I see her every Monday. She rests in the same place almost every time I see her. I sometimes wonder if she is the one resting or it is someone else. This Monday is different; I am supposed to meet her for our 38th annual day. ‘Annual day’, yes, it is a term that we thought of together. We were bored of the widespread connotation that was used by everybody and everyone. Either way, annual day, in our term, was the day when we had first met.
This Monday had already begun the smell of finishing a year and moving forward to another year, in my heart, always felt good. But the daily routine that I used to follow after that didn’t actually make me that happy after all. Everyone, almost everyone, says that I should probably stop doing this. After all, nothing can change what had happened and this could only bring me more grief. But something in me said that the first time I would let anyone look at me, should be her. For the way she looked at me the first time, with whatever feeling, I knew no one else would ever come close to reciprocating that feeling. I walk out of my house; ‘my’ - isn’t that a foolish term too? Foolish in the sense, we come naked, and we go naked and nothing lasts. But every single day, probably every single second, we are surrounded by either ‘I’ or ‘me’ or ‘myself’. My house hasn’t changed. It has stayed the same way as she had left it. Her room has all the things exactly as she wanted. The colour of the walls, the scent of the room, the books, the silence and last, but not the least, her paintings are kept exactly in the same arrangement as she wanted them.
Dawn has finally arrived and the sun starts sweeping past the multi storeyed buildings. We no longer have empty spaces, like we had then .I remember the way she would show me the beauty of the sunrise and the sunsets every time we would be together and whisper about the splendour it carried.
It is time for me now to change- I start changing from unkempt to well kempt. I shave all of the beard that crisscrosses my face and I look at the mirror. The memory reel starts projecting- I sense her sitting behind me, on that favourite teak chair of hers and forcing me to shave. This was one of the questions I never asked her, the reason behind her obsession with clean shaven chins. I slip into the last pair of formals she had bought for me, lock the doors and windows, stare at the change in the colour of the sky and start burning the V-8 engine of my car.
This time, in the car and the drive down to her, is probably among the most taxing moments in my life. My heart literally thumps, my mouth dries up and a shroud of uneasiness covers up my body. Generally, I would feel akin to this at the time of results- I hated them. I still remember the time when the UPSC finals were declared, I was seized with panic, afraid to even see what my preparation had mounted to. She saw me and came up to me, rolled her fingers over my head and said, “Karmanney Vadhikarastein Ma Faleshu Kadachana”. It is in Sanskrit and it implies that one only has control over his/her actions and not over his/her results. Though it sounded great the first time I heard it, I could never actually apply it in my life and thus the result. I would always wonder, being what she was and growing up from where she did, how the hell in the world could she actually know so much about so many things. Things which would floor me every second I would spend with her. The car turns downhill, sharp turns they are. The shopkeepers have already begun selling, though it is as early as 6 o’clock in the morning. “In the hills, life is governed by the sun, dear”, I remembered her voice. The final turn arrives, the tea plantations has grazed throughout the hill, and with Kanchendzonga behind them acting as perfect scenic monument, I recapitulated those countless moments when we stood there to watch the magic of life.

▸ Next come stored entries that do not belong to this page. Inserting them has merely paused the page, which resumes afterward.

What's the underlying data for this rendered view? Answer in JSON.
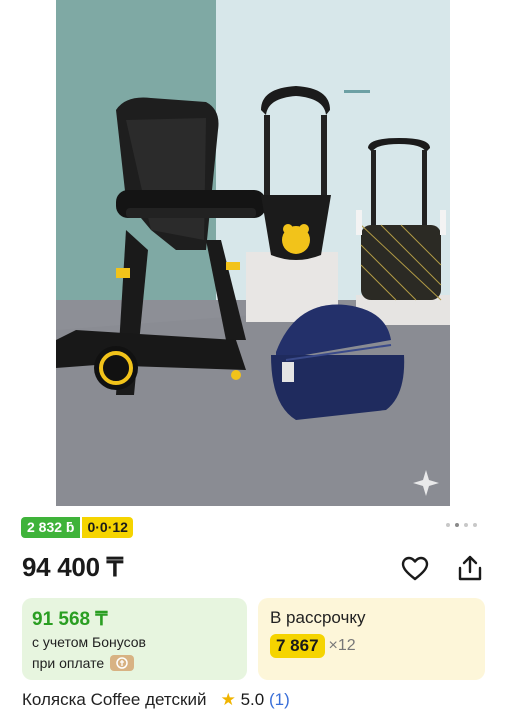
{
  "product": {
    "bonus_badge": "2 832 ƃ",
    "installment_badge": "0·0·12",
    "price": "94 400 ₸",
    "bonus_card": {
      "price": "91 568 ₸",
      "line1": "с учетом Бонусов",
      "line2": "при оплате"
    },
    "installment_card": {
      "title": "В рассрочку",
      "amount": "7 867",
      "multiplier": "×12"
    },
    "title_partial": "Коляска Сoffee детский",
    "rating": "5.0",
    "reviews": "(1)"
  },
  "gallery": {
    "current": 2,
    "total": 4
  },
  "icons": {
    "favorite": "heart-icon",
    "share": "share-icon",
    "sparkle": "sparkle-icon",
    "bonus": "bonus-wallet-icon",
    "star": "star-icon"
  },
  "colors": {
    "bonus_green": "#3fb33a",
    "installment_yellow": "#f5d400",
    "bonus_card_bg": "#e7f5df",
    "installment_card_bg": "#fdf6d9",
    "link_blue": "#3a6fd8"
  }
}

Slowly, the memories wash away and I see the final frontier. The majestic gate awaits me. There is nothing but the gurgling sound of the Rangit River which makes her presence noticeable. I see the boulders, the rock and remember the way she would throw water at me. Those splashes of the icy cold water and treks up till those gentle waterfalls, most of them unnamed where no tourists would arrive, where she would exclaim, “This is us Rig. We start from somewhere, end up somewhere else and the only thing constant is the flow. It is the flow that makes us what we are, so never cease ever for a moment. Remember, the day you cease, it is the end my love”.
I take steps, a few forward and a lot backward and I realise that the time has arrived. I see a young rhododendron with its vivid flowers staring at her. I pluck, a la carte, place it carefully in my inner pocket and resume the long walk to her. It is strange, the way this final bit is always the same. I walk in the same manner, remember the same things and feel the same emotions, and almost every single time a tear drop somehow enunciates in my subconscious but never really appears in form.

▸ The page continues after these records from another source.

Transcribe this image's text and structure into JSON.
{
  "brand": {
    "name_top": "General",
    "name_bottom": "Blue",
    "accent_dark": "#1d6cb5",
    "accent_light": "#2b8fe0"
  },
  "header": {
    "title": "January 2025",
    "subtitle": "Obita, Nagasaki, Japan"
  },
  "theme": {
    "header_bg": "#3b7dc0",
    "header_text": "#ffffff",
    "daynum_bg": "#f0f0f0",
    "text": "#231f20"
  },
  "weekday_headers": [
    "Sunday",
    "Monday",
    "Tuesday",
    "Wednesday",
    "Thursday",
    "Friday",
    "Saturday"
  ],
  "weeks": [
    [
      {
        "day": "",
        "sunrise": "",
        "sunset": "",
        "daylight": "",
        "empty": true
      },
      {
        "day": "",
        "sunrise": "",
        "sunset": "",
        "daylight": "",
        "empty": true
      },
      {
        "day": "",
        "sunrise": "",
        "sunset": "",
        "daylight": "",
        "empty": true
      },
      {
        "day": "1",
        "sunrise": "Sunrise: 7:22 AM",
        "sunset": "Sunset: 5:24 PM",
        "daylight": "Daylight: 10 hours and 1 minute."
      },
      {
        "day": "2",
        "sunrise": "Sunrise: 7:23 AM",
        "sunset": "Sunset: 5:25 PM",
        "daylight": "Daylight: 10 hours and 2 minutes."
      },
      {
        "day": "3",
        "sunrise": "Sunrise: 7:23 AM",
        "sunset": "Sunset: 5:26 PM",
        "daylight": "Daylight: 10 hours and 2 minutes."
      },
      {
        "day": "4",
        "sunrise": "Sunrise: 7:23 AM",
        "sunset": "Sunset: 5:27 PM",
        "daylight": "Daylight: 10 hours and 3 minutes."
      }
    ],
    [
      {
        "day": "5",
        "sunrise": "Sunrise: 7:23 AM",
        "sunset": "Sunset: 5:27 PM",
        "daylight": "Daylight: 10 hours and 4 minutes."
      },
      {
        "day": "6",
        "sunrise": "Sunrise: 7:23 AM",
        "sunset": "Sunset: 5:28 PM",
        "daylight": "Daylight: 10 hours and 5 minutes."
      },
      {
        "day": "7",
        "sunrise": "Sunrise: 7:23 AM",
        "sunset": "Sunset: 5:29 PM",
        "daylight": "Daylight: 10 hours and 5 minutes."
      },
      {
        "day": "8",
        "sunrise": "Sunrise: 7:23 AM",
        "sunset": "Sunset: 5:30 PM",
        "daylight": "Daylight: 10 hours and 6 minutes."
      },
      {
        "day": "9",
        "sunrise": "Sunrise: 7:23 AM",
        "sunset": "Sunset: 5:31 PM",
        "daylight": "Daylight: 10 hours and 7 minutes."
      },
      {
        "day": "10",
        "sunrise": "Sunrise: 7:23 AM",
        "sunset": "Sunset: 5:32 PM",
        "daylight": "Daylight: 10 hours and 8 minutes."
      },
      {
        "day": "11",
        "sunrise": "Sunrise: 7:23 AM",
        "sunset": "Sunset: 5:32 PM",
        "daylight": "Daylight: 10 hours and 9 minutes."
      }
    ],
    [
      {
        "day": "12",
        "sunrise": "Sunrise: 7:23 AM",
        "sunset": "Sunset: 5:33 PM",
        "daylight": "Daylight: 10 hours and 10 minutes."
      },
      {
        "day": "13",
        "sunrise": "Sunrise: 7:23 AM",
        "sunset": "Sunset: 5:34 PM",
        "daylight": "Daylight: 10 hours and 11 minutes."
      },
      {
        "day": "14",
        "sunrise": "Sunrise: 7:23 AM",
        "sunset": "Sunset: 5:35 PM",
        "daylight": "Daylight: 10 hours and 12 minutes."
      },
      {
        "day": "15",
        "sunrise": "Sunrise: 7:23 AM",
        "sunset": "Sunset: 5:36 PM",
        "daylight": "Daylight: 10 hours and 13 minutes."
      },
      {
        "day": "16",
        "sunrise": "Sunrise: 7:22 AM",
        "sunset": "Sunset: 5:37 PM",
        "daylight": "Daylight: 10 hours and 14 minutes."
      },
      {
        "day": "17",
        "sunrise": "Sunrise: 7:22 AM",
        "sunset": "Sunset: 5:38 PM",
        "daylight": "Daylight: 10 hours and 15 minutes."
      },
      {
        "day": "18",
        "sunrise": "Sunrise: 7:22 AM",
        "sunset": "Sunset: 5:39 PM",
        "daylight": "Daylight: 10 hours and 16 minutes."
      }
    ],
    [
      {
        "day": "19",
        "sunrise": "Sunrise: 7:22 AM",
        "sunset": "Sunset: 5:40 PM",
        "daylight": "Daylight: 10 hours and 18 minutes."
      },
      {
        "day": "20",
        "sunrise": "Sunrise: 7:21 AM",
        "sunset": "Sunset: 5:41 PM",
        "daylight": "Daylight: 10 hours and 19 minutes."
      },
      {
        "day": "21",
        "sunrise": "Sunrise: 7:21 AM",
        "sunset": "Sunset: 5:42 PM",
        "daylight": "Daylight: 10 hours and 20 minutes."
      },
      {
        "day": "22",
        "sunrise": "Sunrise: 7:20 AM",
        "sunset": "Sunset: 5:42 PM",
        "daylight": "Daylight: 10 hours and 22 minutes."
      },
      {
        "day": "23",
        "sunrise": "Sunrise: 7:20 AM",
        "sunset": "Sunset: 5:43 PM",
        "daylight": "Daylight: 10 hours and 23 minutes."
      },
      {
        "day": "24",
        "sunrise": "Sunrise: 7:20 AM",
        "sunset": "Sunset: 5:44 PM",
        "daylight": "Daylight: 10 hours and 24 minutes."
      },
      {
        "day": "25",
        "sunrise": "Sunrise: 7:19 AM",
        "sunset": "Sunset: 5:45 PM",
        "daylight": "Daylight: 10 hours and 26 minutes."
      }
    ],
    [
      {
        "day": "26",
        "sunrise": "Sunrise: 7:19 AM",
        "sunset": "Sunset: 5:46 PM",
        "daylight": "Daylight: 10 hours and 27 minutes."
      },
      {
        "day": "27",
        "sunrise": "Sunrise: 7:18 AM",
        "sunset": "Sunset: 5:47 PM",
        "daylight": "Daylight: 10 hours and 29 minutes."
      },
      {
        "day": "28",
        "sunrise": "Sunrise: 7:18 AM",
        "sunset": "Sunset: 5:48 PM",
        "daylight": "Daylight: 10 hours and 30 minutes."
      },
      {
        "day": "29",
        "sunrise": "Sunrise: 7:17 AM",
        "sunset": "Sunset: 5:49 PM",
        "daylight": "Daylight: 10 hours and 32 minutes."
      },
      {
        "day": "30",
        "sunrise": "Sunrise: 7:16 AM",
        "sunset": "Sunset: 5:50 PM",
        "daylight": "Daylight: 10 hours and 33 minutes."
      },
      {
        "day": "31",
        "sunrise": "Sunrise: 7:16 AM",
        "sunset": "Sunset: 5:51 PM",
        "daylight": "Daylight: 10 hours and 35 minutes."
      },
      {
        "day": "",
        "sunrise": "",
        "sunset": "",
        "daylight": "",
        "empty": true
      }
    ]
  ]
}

The last frames of her last memory reel in my mind strike back again.
A man in his late forties sits beside me. We speak.
“Too late, is it?”
“Yes, I am sorry”
“How much time?”
I look at her through the barrage of needles, I know not what to do. I gaze at her and my shirt soon turns wet.

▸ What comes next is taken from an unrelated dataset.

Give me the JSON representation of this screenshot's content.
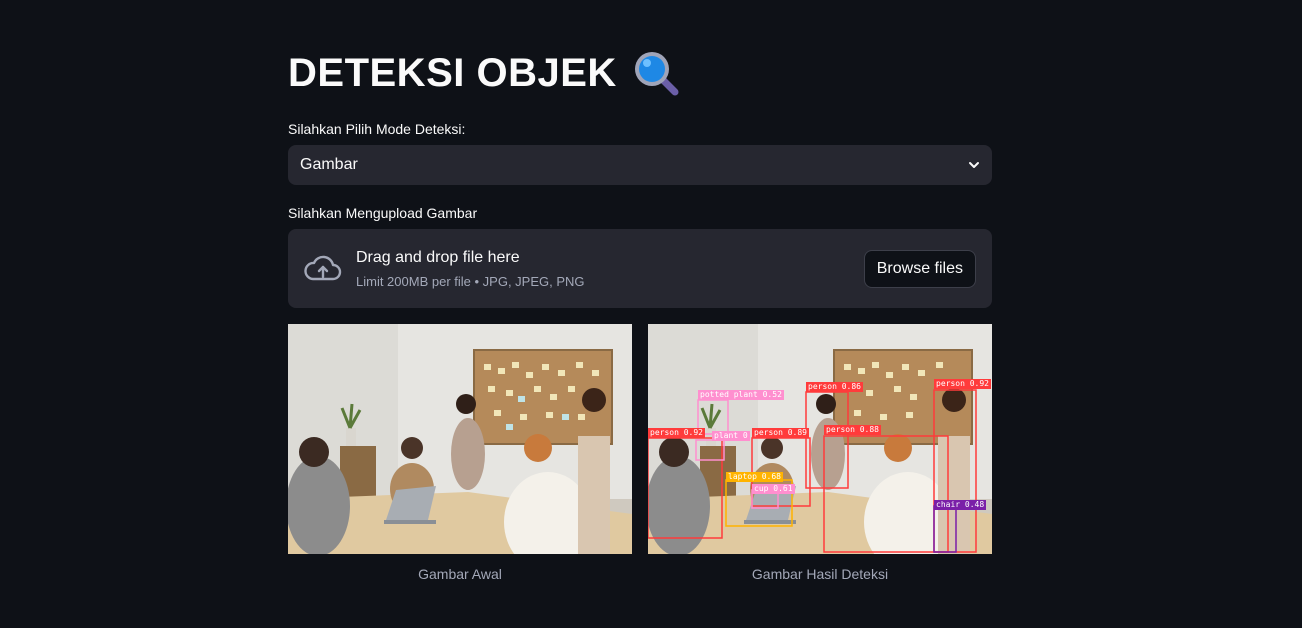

I finally arrive in front of it. Time has turned, and the sun is all over her un-named grave. She always wanted it this way. I kneel in front of her, place the flower on her grave and as I am about to leave, I see a group of people laying a headstone beside hers. The dates on the head stone appear to be the same. The end date was 15th April - today. I look through it a bit harder and find the birth year to be 1977 - same as mine.
And suddenly, it strikes me. With a gentle smile on my face I say to her, “Mother, I am staying”.